The characters were described through two attributes: Body and Mind, 0 being average, 1 above average, -1 below average, etc... These work like Mythic attributes. Then, I went "Risus"/"FATE v3" and simply described the characters with little sentences such as "Wannabe Explorer" and "Fan of that Cool Explorer Guy". It was pretty easy to find four or five short phrases describing each main character.
At first, I gave these ratings (1, 2, ...) but then I discovered Lady Blackbird that very day and used their system: if one of the phrases fits the situation, add a bonus rank to your roll (+10% with Mythic). If you're trying to calm down a wild animal and you have "Best Friend of all Animals" as a description of your character, you'll start with your Mind attribute and add a rank. If you have "Explorer of the Wild", you'll add another rank because, well, it's a wild animal.
Of note: I picked something from FATE v3 in that some of the phrases were goals and motivations rather than skills, just like Aspects might be. This would yield bonus ranks if your action happened to follow one of these goals directly.

Apart from game mechanics, Mythic was used to generate obstacles and the scene system was used with its characters and threads lists.

How it went

Pretty good! It seemed like everyone actually enjoyed the session more genuinely than it might have been last time. The "describing phrases" system was grasped very quickly and dice rolls were easy to prepare: pick Body or Mind depending on wether it was a physical or intellectual challenge, then go through the character description and add a rank for each fitting phrase. This would give us xx% chances of success, followed by the d100 roll of course.
I also kept Mythic's "Extreme Yes/No" rolls which gave us some interesting surprises.

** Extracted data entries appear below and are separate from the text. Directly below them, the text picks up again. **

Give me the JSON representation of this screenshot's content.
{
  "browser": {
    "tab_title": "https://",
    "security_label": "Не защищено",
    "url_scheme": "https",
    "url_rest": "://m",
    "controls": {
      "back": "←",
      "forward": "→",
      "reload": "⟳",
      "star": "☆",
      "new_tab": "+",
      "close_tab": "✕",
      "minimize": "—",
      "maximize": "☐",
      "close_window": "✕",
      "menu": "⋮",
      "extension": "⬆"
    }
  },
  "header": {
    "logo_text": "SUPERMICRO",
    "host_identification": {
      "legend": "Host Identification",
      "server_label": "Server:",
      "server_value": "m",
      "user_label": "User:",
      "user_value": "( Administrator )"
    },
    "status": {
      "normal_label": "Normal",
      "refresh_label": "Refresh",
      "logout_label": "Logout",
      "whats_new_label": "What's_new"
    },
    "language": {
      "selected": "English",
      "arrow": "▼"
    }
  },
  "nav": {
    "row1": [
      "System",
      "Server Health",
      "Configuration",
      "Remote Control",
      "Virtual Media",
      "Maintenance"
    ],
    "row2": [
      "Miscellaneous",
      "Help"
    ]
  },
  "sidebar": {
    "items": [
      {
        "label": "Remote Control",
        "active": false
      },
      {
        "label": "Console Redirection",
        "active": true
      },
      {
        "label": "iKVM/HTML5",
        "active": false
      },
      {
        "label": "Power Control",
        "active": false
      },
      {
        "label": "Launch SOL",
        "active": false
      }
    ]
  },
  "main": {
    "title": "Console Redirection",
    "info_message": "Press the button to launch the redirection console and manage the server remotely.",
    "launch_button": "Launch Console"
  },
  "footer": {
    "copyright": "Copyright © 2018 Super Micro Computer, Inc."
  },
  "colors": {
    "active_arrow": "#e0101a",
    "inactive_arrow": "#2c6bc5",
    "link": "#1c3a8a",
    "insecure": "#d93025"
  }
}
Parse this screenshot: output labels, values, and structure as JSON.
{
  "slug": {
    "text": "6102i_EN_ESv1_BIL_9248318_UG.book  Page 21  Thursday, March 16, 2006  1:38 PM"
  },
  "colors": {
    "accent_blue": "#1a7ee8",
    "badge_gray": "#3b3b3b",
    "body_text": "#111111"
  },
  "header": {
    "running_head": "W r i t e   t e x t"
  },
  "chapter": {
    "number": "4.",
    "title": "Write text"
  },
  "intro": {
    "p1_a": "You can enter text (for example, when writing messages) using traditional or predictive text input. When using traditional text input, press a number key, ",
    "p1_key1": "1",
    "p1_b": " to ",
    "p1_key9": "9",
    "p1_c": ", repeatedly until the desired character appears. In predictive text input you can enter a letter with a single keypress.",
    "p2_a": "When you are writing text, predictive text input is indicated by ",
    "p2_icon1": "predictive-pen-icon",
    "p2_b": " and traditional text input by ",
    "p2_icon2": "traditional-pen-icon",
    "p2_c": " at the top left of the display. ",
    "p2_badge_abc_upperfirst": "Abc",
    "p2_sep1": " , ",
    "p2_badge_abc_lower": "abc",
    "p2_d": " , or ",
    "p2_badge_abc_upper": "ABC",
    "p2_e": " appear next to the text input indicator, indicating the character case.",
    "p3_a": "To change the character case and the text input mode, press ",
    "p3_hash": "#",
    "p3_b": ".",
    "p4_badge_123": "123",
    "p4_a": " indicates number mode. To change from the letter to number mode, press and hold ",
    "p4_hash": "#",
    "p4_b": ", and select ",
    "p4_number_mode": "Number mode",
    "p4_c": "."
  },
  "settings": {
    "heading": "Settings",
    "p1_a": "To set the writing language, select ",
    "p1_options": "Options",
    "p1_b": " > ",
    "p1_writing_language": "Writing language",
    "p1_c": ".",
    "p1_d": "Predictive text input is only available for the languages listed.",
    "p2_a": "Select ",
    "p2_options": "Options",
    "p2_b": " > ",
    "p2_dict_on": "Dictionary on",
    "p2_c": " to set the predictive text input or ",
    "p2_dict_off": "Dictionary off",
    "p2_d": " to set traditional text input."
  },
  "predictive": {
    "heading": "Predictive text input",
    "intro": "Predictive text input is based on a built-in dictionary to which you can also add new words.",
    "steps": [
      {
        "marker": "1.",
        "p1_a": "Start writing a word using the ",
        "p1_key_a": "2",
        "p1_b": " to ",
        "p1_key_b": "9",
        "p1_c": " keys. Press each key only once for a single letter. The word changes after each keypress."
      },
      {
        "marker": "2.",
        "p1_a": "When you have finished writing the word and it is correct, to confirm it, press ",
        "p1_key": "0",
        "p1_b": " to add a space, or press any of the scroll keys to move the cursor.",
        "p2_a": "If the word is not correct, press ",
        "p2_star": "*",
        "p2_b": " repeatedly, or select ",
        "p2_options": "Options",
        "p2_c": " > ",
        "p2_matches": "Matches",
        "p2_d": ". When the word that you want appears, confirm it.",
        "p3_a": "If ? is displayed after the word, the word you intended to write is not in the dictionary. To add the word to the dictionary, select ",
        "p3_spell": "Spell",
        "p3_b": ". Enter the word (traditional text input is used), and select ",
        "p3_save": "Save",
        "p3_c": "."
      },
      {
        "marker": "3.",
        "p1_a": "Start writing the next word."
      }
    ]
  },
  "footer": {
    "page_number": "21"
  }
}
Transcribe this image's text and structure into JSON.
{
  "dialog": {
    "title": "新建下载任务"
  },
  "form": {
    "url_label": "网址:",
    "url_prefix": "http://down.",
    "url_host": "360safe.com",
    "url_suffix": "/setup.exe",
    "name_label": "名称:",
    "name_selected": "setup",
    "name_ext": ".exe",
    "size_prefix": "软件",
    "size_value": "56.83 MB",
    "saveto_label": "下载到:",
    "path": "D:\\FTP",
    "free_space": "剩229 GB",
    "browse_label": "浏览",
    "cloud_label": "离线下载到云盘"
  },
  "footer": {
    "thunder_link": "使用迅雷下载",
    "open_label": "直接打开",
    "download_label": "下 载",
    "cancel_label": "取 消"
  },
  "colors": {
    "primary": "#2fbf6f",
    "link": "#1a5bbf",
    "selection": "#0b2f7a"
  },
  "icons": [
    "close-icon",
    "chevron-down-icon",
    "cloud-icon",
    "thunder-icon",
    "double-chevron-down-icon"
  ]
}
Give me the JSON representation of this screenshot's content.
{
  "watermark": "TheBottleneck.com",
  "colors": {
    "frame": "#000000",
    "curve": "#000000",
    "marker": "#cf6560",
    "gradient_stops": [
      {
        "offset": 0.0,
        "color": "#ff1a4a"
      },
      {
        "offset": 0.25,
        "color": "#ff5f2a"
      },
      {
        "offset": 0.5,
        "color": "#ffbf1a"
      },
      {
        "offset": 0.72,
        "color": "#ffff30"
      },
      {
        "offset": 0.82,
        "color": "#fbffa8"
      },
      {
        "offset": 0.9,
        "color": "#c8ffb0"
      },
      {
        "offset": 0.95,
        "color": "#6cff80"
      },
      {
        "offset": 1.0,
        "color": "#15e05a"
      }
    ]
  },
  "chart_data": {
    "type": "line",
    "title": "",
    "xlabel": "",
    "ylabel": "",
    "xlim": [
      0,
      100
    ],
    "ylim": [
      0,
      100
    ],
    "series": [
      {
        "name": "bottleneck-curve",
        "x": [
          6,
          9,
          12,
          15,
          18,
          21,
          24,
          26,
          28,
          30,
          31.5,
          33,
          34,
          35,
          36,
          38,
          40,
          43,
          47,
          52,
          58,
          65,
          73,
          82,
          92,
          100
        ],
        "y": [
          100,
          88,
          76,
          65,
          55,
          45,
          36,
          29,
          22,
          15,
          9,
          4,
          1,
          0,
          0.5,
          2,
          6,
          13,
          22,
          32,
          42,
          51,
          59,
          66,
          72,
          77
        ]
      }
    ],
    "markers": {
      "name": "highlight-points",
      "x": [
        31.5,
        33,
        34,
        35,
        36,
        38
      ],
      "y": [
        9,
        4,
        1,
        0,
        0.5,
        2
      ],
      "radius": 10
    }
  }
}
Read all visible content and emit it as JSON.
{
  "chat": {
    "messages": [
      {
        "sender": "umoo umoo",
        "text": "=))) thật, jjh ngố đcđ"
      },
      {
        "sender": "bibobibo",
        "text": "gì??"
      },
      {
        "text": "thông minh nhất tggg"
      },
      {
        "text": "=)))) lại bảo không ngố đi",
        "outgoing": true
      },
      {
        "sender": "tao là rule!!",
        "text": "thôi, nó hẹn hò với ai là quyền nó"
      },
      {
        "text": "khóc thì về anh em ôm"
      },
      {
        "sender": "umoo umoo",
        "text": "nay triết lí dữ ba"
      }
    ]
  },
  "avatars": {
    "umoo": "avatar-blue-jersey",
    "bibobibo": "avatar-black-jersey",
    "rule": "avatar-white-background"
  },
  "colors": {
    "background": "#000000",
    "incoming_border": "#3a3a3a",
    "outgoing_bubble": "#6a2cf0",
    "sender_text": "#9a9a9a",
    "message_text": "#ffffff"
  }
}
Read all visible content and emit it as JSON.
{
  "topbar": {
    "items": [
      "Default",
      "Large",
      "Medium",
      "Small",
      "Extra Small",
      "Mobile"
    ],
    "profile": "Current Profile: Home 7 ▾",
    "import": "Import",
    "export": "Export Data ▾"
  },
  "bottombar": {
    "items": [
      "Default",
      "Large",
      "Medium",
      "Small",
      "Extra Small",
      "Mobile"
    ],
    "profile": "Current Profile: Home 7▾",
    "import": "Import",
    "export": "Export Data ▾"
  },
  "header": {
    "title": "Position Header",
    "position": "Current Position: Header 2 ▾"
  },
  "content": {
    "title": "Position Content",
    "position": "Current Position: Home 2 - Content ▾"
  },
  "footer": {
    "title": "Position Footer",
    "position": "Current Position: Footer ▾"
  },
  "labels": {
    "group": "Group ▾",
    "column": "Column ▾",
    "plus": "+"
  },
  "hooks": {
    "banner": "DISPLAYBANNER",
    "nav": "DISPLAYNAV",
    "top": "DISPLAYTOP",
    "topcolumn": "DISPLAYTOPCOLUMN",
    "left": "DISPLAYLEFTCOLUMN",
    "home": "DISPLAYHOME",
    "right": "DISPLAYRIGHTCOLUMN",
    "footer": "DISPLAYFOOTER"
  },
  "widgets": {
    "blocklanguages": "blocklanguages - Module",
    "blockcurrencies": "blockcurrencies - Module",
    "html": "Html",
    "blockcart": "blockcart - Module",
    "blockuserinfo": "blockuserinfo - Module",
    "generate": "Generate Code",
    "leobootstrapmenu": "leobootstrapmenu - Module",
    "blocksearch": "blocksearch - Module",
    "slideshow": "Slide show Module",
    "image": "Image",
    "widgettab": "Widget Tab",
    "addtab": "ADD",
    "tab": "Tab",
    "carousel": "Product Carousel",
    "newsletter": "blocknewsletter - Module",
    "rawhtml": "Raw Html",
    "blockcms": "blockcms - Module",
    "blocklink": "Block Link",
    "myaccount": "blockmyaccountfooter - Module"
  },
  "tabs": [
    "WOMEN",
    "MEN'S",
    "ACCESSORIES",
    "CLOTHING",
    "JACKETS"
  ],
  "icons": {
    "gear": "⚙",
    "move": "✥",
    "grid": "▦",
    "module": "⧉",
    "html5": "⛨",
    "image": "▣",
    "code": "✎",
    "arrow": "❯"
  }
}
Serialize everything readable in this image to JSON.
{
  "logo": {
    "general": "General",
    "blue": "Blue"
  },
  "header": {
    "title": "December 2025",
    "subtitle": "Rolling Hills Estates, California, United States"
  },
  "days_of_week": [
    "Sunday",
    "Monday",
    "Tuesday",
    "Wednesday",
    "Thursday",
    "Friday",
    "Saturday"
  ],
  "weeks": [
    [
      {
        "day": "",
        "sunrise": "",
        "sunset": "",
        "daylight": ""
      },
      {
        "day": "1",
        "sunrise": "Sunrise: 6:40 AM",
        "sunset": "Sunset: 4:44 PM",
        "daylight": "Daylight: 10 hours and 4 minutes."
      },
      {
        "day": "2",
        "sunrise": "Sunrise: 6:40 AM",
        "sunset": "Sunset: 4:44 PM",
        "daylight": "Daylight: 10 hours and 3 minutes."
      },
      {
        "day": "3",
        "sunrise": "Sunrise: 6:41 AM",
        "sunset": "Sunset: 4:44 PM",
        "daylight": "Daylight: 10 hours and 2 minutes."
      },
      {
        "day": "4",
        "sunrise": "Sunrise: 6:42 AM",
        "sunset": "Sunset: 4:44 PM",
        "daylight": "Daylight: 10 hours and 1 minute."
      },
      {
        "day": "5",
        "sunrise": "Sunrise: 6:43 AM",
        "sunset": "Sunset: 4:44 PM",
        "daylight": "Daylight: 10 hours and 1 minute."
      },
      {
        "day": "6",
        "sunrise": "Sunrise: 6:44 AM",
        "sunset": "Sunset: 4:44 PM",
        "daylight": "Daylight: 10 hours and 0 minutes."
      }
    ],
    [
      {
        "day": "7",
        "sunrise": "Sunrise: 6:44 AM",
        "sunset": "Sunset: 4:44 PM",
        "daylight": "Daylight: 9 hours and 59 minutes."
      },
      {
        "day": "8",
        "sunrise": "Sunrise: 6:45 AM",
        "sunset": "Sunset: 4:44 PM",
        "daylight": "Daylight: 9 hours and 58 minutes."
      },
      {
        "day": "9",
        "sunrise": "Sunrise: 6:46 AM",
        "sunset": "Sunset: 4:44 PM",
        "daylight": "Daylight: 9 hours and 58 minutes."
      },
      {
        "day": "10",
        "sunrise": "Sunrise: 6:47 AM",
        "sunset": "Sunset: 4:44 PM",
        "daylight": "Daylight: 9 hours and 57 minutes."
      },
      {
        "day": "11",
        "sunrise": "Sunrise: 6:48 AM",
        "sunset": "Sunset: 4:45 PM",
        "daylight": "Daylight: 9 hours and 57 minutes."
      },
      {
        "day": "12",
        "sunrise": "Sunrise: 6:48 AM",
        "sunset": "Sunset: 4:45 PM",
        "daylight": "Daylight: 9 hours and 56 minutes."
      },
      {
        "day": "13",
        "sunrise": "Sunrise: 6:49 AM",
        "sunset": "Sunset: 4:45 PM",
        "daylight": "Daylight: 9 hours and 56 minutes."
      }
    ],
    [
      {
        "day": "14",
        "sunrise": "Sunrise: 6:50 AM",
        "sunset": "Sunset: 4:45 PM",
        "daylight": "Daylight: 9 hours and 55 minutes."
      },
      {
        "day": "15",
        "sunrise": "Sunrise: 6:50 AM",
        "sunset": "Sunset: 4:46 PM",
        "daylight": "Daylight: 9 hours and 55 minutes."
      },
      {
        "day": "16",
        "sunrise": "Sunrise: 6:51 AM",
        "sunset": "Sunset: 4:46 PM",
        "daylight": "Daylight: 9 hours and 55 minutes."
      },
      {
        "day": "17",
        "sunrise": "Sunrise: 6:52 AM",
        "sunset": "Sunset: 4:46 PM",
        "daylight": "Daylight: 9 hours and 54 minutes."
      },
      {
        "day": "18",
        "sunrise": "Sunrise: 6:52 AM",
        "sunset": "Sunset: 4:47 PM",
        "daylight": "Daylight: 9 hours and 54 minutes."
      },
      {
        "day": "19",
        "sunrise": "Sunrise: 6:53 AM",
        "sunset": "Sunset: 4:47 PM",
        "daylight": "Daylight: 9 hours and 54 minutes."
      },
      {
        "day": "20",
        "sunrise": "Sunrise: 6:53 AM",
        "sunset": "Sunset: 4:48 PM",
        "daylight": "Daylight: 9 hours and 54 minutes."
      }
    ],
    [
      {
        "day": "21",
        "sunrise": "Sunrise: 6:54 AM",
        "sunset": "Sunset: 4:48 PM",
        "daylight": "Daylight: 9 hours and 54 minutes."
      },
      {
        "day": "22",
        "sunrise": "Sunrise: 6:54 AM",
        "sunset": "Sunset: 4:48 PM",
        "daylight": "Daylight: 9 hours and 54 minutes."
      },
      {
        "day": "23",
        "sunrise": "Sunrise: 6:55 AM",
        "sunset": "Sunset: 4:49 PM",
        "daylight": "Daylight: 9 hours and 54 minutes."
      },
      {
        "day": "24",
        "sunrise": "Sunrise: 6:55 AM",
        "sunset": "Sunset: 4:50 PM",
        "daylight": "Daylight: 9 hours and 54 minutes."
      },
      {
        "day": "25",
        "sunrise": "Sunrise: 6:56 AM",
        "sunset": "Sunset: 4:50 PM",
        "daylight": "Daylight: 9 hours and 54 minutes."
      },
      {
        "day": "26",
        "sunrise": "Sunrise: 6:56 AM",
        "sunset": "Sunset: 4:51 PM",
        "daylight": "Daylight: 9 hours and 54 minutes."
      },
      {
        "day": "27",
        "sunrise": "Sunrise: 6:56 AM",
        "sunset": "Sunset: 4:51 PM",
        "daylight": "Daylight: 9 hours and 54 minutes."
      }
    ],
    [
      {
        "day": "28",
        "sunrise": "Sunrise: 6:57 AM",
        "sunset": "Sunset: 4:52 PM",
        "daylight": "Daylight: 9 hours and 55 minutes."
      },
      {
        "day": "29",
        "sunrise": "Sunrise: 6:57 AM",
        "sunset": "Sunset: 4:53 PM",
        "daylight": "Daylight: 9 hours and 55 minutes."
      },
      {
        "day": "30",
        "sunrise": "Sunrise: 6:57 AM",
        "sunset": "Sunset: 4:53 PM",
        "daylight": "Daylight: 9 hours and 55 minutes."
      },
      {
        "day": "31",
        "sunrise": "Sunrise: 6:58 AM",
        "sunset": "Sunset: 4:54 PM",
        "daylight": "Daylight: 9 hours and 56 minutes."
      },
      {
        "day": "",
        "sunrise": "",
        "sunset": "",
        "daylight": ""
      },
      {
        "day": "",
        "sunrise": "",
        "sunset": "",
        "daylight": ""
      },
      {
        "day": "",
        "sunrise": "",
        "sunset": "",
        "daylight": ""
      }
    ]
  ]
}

Mythic's GM emulator was mostly used by myself, since I didn't have any character to play at first (I was waiting for a new NPC to appear and take its role). I asked questions that I hoped would yield some obstacles or fun situations. Following my lead, my parents soon started asking questions of their own. Furthermore, my mother came up with a story of her own at some point and I let her explain it. I only stopped her after some good exposition to keep her surprised by having Mythic decide a few of the finishing touches.
From that point on, though, Mythic took a nap because everyone was getting a good idea of where things were going. I tried to push Mythic forward once or twice to avoid having a single player tell the whole story, but it felt forced. I did use it still to settle some little disputes ("The next room is bigger" "Uhh, I'd have thought it would be smaller" -> "Is the room bigger? *roll*")

The GM emulator helped us a few times with its random events. Once it got us out of a rather uneventful situation and later it created tension where a character had to hide from a threat. The characters list was also used for these events. The threads list was updated with mysteries encountered during the story but didn't come up through events so far.

Considering how things went once everyone was comfortable with the story and mechanics, I think my parents would actually work better with a story-game. Probably not one with systems that push players to create stories within a framework (FATE Aspects were, I think, too restricting and meta), but one that allows everyone to chip in with bits of story. Heck, they might enjoy not *being* the characters but controlling them all "from above", so to speak. Collaborative storytelling... I know I found a game that used chips that players would use to introduce facts in a story and that could be payed off by others if they didn't like it... I bet this would work well for them.

The future

We're supposed to resume this game this afternoon but I don't know if it will be possible. My parents are leaving tomorrow and they're already tensed up (one day of car trip). If it keeps up like this, they won't be in the right mood for it and prone to bickering. We'll see...

In any case, I'll study the simplified system we used as I might enjoy it for my own games. It's easy to describe characters and very easy to find out bonuses.